Sur l’erreur, comment éviter l’écueil de ne plus avoir aucune sécurité juridique à partir du moment où la valeur du consentement donné est remise en question ? « L’erreur peut être une fausse représentation de la réalité », à l’instar d’un François Pinault qui, pensant acheter une statue de Sesostris III, a réalisé que l’authenticité de l’objet n’était pas prouvée. Il aura fallu six ans pour annuler la vente.
Mais il « arrive qu’une vérité soit inaccessible, elle devient donc présumée par le droit », détaille l’enseignant, mais il n’en reste pas moins que « la chose jugée correspond à une présomption irréfragable de ce qui a été jugé correspondant à la vérité ».
Concernant la filiation, « la vérité ne sera pas la vérité. La règle vise à éviter le scandale et à protéger l’enfant grâce à l’anonymat du donneur dans le cas d’un don de gamète » (auteur du don et enfant dans le cas d’une PMA). « C’est la vérité biologique la plus certaine, mais il n’est pas possible de lever l’identité ».

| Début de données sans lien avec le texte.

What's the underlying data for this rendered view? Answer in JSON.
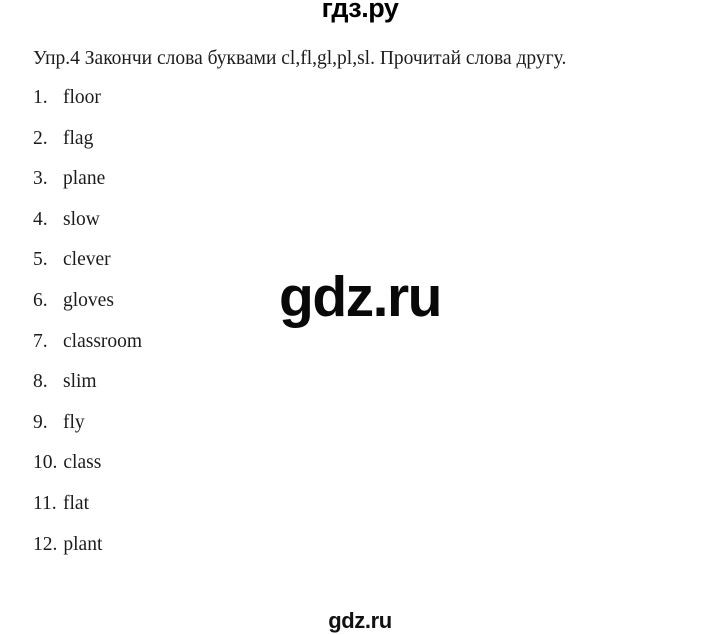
{
  "watermarks": {
    "top": "гдз.ру",
    "center": "gdz.ru",
    "bottom": "gdz.ru",
    "color": "#000000"
  },
  "exercise": {
    "instruction": "Упр.4 Закончи слова буквами cl,fl,gl,pl,sl. Прочитай слова другу.",
    "items": [
      {
        "num": "1.",
        "word": "floor"
      },
      {
        "num": "2.",
        "word": "flag"
      },
      {
        "num": "3.",
        "word": "plane"
      },
      {
        "num": "4.",
        "word": "slow"
      },
      {
        "num": "5.",
        "word": "clever"
      },
      {
        "num": "6.",
        "word": "gloves"
      },
      {
        "num": "7.",
        "word": "classroom"
      },
      {
        "num": "8.",
        "word": "slim"
      },
      {
        "num": "9.",
        "word": "fly"
      },
      {
        "num": "10.",
        "word": "class"
      },
      {
        "num": "11.",
        "word": "flat"
      },
      {
        "num": "12.",
        "word": "plant"
      }
    ]
  }
}
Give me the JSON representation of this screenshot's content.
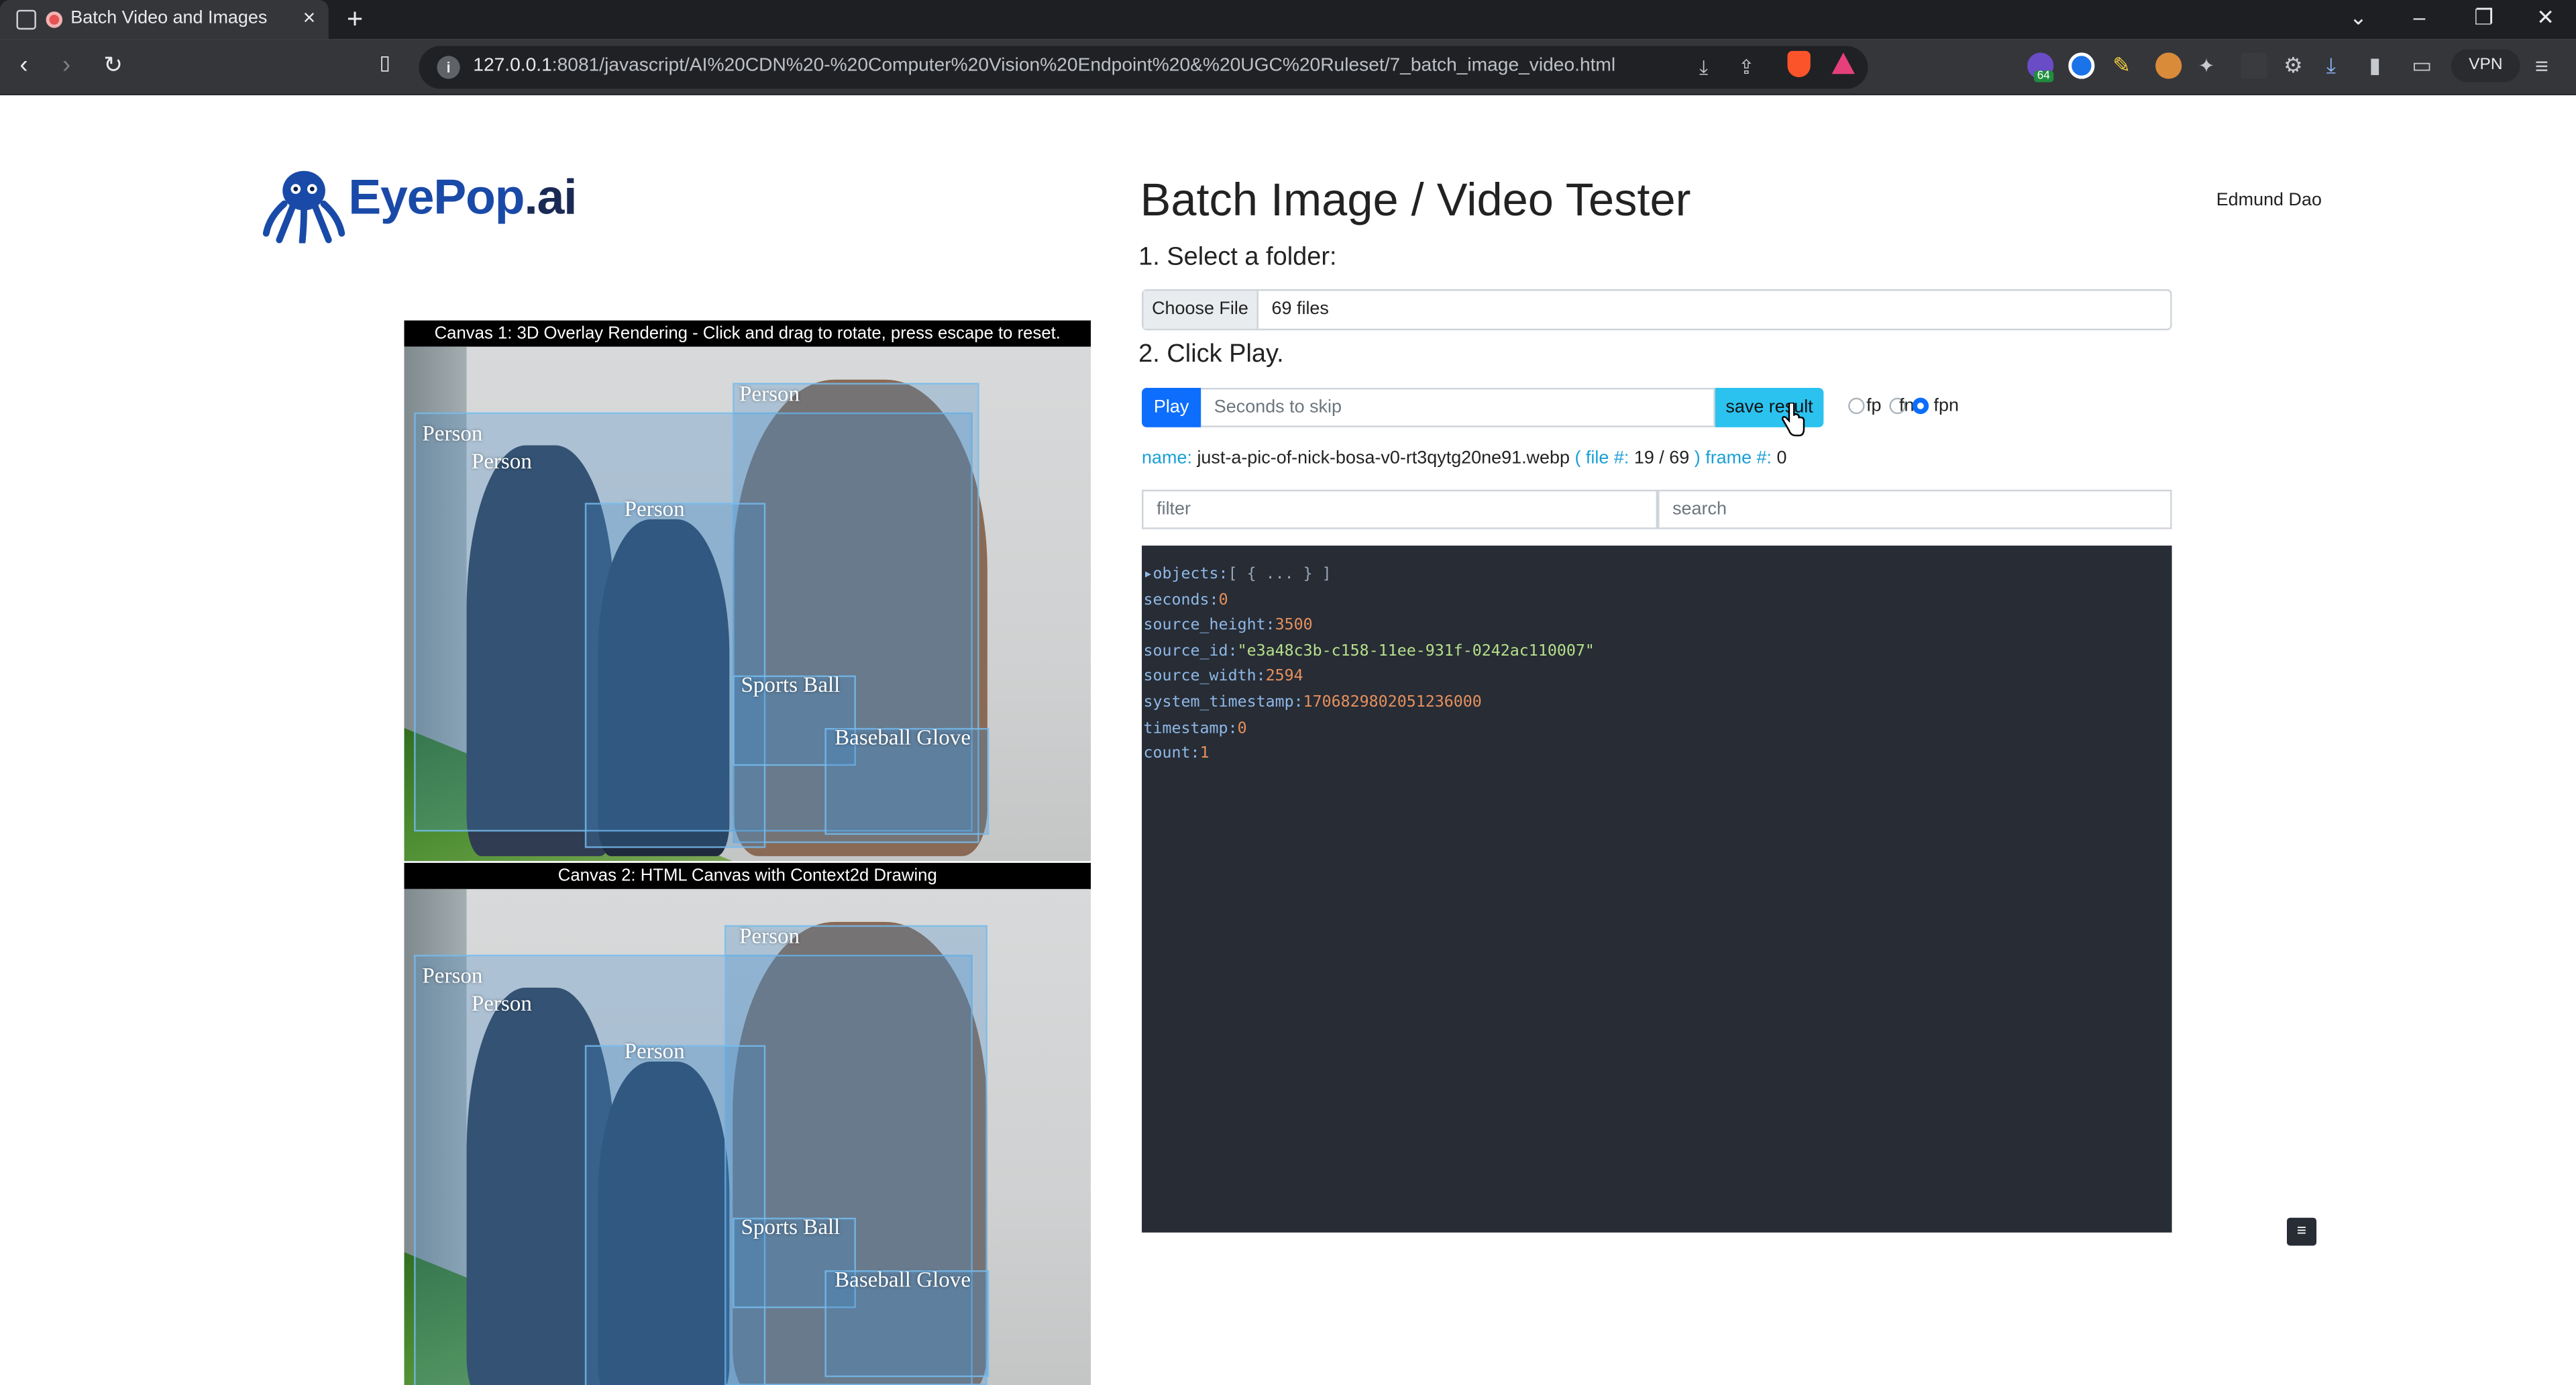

Vérité ou vérité judiciaire ?
Le témoignage de Catherine Schneider, ancienne présidente de cour d’assises et conseillère à la Cour de cassation, va dans le sens d’une vérité juridique, loin de la vérité absolue. Forte de ses longues années passées à la cour de Douai, elle s’est confrontée au pire des situations humaines : meurtres, incestes… Et son témoignage, criant de vérité – et d’émotions – a laissé transpirer les affres du doute auquel elle a pu être confrontée tout au long de sa carrière, tout comme les jurés qui composaient les jurys. « Le Palais regorge d’allégories de la vérité, toujours une femme, toute nue. Seule la vérité est une femme nue. Elle ne cache rien », a introduit Catherine Schneider. Bien sûr, la réalité est plus complexe, et se heurte à l’exercice de son pouvoir et prérogatives.
« Le concept de « vérité » apparaît plusieurs fois dans le Code de procédure pénale, notamment dans l’expression « manifestation de la vérité » et l’article 310 parle de « découvrir la vérité », sans oublier la prestation de serment qui réitère le principe de dire « toute la vérité » ». Dans cette suite logique, le faux témoignage peut donner lieu à des poursuites pour dénonciations calomnieuses. Tout au long de sa carrière, elle s’est demandé si le « juge devait chercher la vérité ou se contenter de celle qu’on lui apporte ». Et sa réponse est claire : le juge doit chercher la vérité, « c’est une école d’humilité ». Mais la vérité est-elle toujours la vérité judiciaire et inversement ?
Au cœur du procès pénal, il y a l’obligation de « sanctionner un acte délictueux » et le juge, impartial, doit écouter victimes, accusés et ministère public, au sein d’une procédure inquisitoire. Le juge, comme l’historien, doit « reconstituer une histoire et un contexte dans lequel elle s’est déroulée ». « La vérité n’est pas seulement des faits ». C’est une démarche plus complexe. Revenons sur quelques exemples qui permettent de nuancer le propos. D’abord, a souligné Catherine Schneider, la preuve matérielle. « En matière de viol, sans pénétration, comment prouver qu’il y a eu viol ? », a-t-elle demandé. Il faut parfois se « contenter » de traces de spermes, de défloration éventuelle (même s’il existe des hymens « complaisants »). « Le sort de l’accusé dépend de cette vérité ».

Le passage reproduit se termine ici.